AI tools have the "half-life of a flea." Instead of chasing the latest platform, product managers should focus on mastering fundamental techniques—like context engineering or problem-solving—which are transferable and will outlast any single tool.
AI curiosity involves individuals testing tools in isolation. AI fluency is a collective capability where teams share a common language, integrated workflows, and a foundational understanding of how AI drives strategy. This fluency is built through consistent, shared learning and processes.
A technical AI background isn't required to be a PM in the AI space. The critical need is for leaders who can translate powerful AI models into tangible, human-centric value for end users. Your expertise in customer behavior and problem-solving is often more valuable than model-building skills.
The essential skill for AI PMs is deep intuition, which can only be built through hands-on experimentation. This means actively using every new LLM, image, and video model upon release to objectively understand its capabilities, limitations, and trajectory, rather than relying on second-hand analysis.
To upskill a product team in AI, avoid creating a separate, intimidating new skill category. Instead, frame AI as a tool to augment existing competencies like execution (writing user stories), customer insight (synthesizing research), and strategy (brainstorming).

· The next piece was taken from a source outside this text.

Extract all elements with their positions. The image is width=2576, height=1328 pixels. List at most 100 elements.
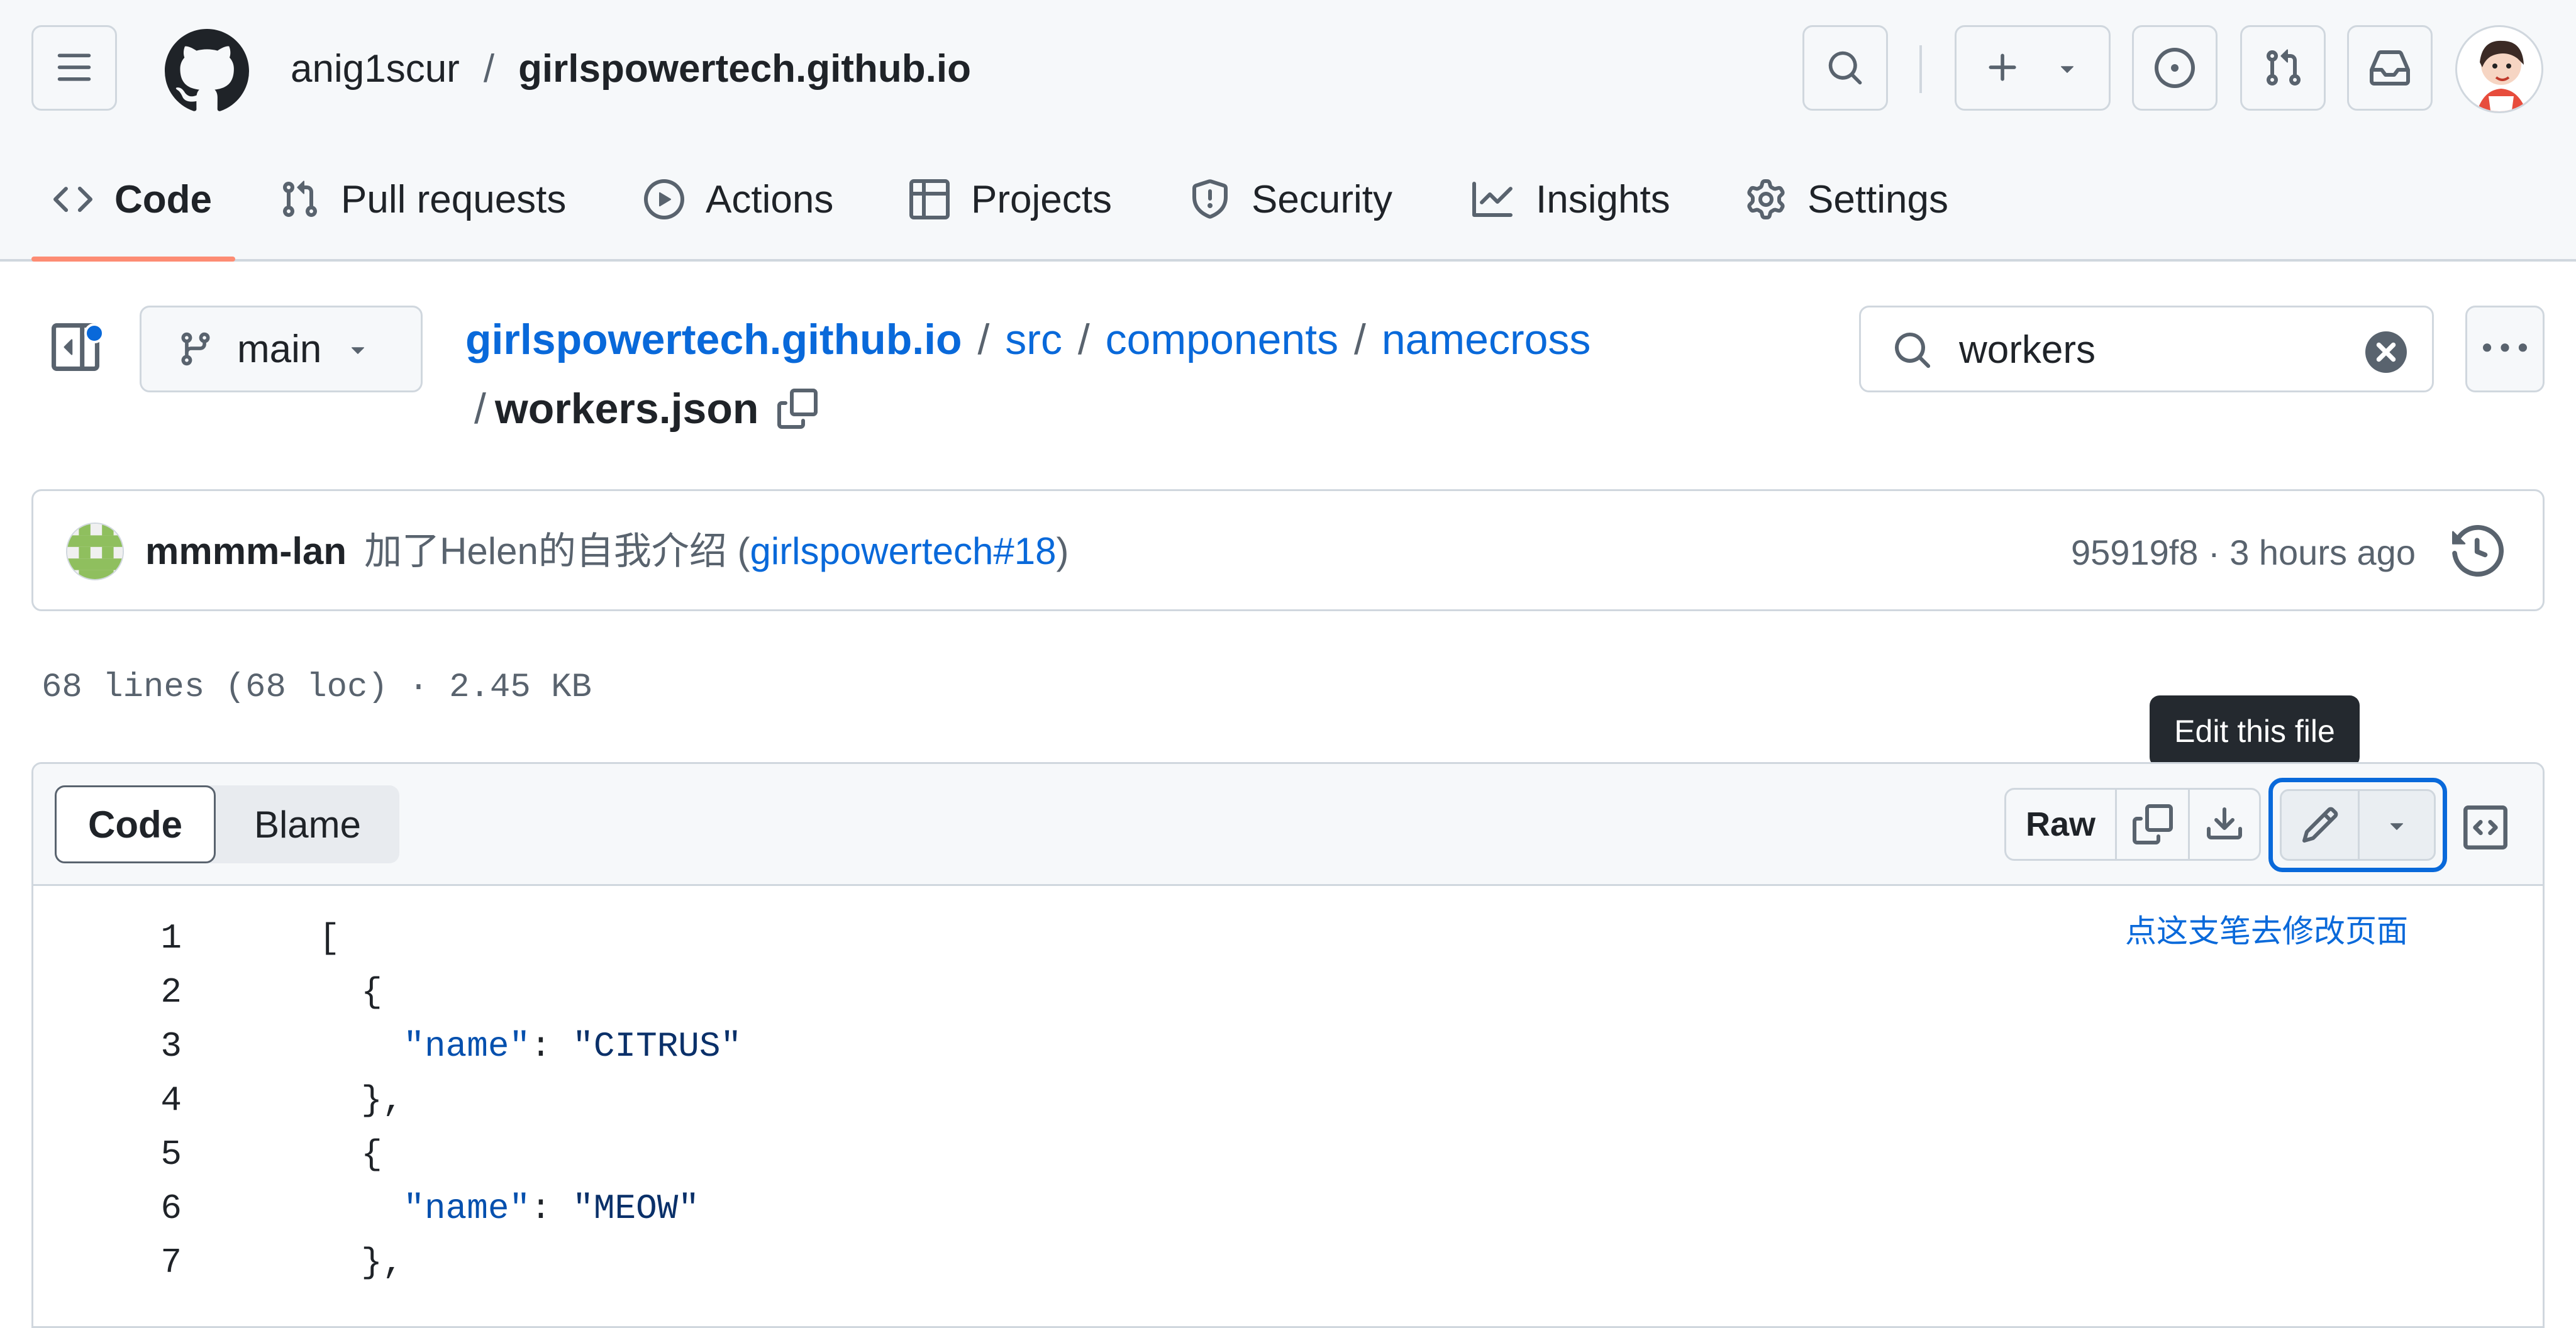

AI is best understood not as a single tool, but as a flexible underlying interface. It can manifest as a chat box for some, but its real potential is in creating tailored workflows that feel native to different roles, like designers or developers, without forcing everyone into a single interaction model.
The defining trait of a great PM isn't knowing a specific domain like AI from the start, but their ability to learn new domains and technologies quickly. Companies that hire for this "learning velocity" and curiosity will build stronger, more adaptable teams than those who narrowly filter for trendy keyword expertise.
The skills of setting clear goals, understanding resource (model) strengths, and defining processes are the same for managing people and AI agents. Being a great manager makes you a great AI user, as both require clarifying outcomes and marshalling resources to achieve them.
To effectively apply AI, product managers and designers must develop technical literacy, similar to how an architect understands plumbing. This knowledge of underlying principles, like how LLMs work or what an agent is, is crucial for conceiving innovative and practical solutions beyond superficial applications.
AI is a tool, not a fundamental change to the product management discipline. The core competencies—understanding the user, defining the 'why', and driving outcomes—remain the same. Fluency with AI is becoming a baseline expectation, not a specialized role.